Examples of system components include:

• Systems that store/process/transmit account data (e.g., POS terminals, payment gateways)
• Security systems (e.g., SIEMs, access control servers, anti-malware)
• Segmentation infrastructure
• Web redirection servers
• Virtual machines, containers, hypervisors
• Cloud infrastructure, private/public
• Switches, routers, firewalls, VoIP devices
• Servers (web, database, DNS, NTP)
• Workstations, tablets, mobile devices
• Printers and multifunction devices
• Applications (including SaaS, custom apps)
• CI/CD systems and code deployment tools

Encrypted Cardholder Data and PCI DSS Scope

Encryption alone does not exclude data from PCI DSS scope. The following are still in-scope:

• Systems that encrypt/decrypt data or manage encryption keys
• Systems containing both encrypted data and keys
• Systems that can access encrypted CHD and keys

PCI DSS v4 Requirements (Summary)

• 3.2: Storage of account data is minimized
• 3.3: SAD not stored after authorization
• 3.4: Access to PAN is restricted/masked
• 3.5: PAN is rendered unreadable via strong cryptography
• 3.6: Cryptographic keys are secured
• 4.2: PAN is protected during transmission (TLS, etc.)

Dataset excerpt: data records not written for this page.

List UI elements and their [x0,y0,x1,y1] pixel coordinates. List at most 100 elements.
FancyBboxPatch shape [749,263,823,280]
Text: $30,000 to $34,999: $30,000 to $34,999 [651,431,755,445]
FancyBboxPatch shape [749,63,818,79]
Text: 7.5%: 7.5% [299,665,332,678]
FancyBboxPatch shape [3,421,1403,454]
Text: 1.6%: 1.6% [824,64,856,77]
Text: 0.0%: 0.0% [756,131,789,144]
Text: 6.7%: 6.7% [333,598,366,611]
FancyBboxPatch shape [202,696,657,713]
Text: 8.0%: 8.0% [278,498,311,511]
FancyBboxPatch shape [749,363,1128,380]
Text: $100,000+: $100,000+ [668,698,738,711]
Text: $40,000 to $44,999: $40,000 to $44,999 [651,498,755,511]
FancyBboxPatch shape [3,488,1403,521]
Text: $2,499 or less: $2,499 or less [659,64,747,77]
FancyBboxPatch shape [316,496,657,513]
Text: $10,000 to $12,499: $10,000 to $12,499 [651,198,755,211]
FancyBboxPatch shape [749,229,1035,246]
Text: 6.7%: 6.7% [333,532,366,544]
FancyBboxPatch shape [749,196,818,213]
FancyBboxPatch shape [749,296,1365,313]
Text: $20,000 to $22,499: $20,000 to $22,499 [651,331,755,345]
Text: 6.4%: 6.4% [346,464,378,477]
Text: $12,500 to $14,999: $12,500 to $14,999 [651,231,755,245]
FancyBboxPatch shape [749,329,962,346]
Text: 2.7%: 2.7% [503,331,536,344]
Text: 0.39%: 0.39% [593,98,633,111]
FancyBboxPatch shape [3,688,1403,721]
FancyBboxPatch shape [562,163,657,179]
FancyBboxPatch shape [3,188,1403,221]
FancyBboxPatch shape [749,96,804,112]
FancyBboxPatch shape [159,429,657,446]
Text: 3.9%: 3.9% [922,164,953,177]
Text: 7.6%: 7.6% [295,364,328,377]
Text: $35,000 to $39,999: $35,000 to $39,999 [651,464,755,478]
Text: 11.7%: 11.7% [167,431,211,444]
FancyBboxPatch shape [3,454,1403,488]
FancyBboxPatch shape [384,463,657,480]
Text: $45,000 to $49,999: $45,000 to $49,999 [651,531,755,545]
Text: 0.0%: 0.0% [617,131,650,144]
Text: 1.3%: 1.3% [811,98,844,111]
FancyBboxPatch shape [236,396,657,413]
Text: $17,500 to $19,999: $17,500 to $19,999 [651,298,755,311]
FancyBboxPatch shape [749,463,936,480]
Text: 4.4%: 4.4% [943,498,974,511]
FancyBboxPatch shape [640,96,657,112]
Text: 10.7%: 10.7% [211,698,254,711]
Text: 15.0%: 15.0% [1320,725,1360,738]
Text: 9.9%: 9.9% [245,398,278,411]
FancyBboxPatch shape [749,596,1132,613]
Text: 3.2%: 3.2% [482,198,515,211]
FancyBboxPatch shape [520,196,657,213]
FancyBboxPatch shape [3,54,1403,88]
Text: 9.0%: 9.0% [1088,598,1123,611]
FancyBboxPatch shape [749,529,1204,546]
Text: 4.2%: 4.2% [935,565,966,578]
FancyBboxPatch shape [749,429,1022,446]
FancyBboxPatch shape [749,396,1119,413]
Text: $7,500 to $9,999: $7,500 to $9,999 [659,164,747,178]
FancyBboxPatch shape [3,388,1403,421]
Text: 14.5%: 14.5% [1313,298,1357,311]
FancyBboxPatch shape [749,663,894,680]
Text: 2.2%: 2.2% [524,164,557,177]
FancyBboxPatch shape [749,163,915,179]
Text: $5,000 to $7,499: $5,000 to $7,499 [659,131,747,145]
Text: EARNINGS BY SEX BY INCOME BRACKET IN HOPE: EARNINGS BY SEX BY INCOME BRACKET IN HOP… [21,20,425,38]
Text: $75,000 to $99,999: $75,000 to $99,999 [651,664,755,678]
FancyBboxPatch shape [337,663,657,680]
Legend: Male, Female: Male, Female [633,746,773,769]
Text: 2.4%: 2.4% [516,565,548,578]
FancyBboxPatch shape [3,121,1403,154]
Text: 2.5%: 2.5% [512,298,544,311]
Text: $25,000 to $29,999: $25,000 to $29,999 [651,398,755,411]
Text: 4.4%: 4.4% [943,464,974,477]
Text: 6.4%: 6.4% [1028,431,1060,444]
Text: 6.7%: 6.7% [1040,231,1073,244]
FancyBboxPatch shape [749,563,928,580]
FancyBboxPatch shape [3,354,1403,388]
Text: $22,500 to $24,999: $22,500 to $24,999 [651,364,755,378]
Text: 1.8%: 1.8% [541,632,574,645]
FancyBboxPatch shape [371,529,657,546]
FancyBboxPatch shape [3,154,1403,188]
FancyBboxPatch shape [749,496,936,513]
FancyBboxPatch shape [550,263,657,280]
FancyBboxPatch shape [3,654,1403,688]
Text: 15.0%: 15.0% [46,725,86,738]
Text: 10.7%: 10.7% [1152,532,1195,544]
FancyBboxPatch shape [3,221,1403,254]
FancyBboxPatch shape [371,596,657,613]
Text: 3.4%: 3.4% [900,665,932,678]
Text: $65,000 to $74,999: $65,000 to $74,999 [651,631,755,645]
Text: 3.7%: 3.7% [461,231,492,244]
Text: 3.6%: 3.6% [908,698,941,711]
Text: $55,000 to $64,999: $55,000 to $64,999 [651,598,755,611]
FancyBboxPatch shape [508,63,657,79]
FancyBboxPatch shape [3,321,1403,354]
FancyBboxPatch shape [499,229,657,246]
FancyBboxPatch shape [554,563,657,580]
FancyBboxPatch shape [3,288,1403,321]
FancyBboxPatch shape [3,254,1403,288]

Conclusion: Ensuring Cardholder Data Security

A meticulous understanding of PCI DSS Requirements 3 and 4 is crucial for securing CHD. From encryption to scoping and system classification, the standard lays out a comprehensive framework for protection. Compliance is essential not only for meeting requirements but for preserving trust and security across the payment ecosystem.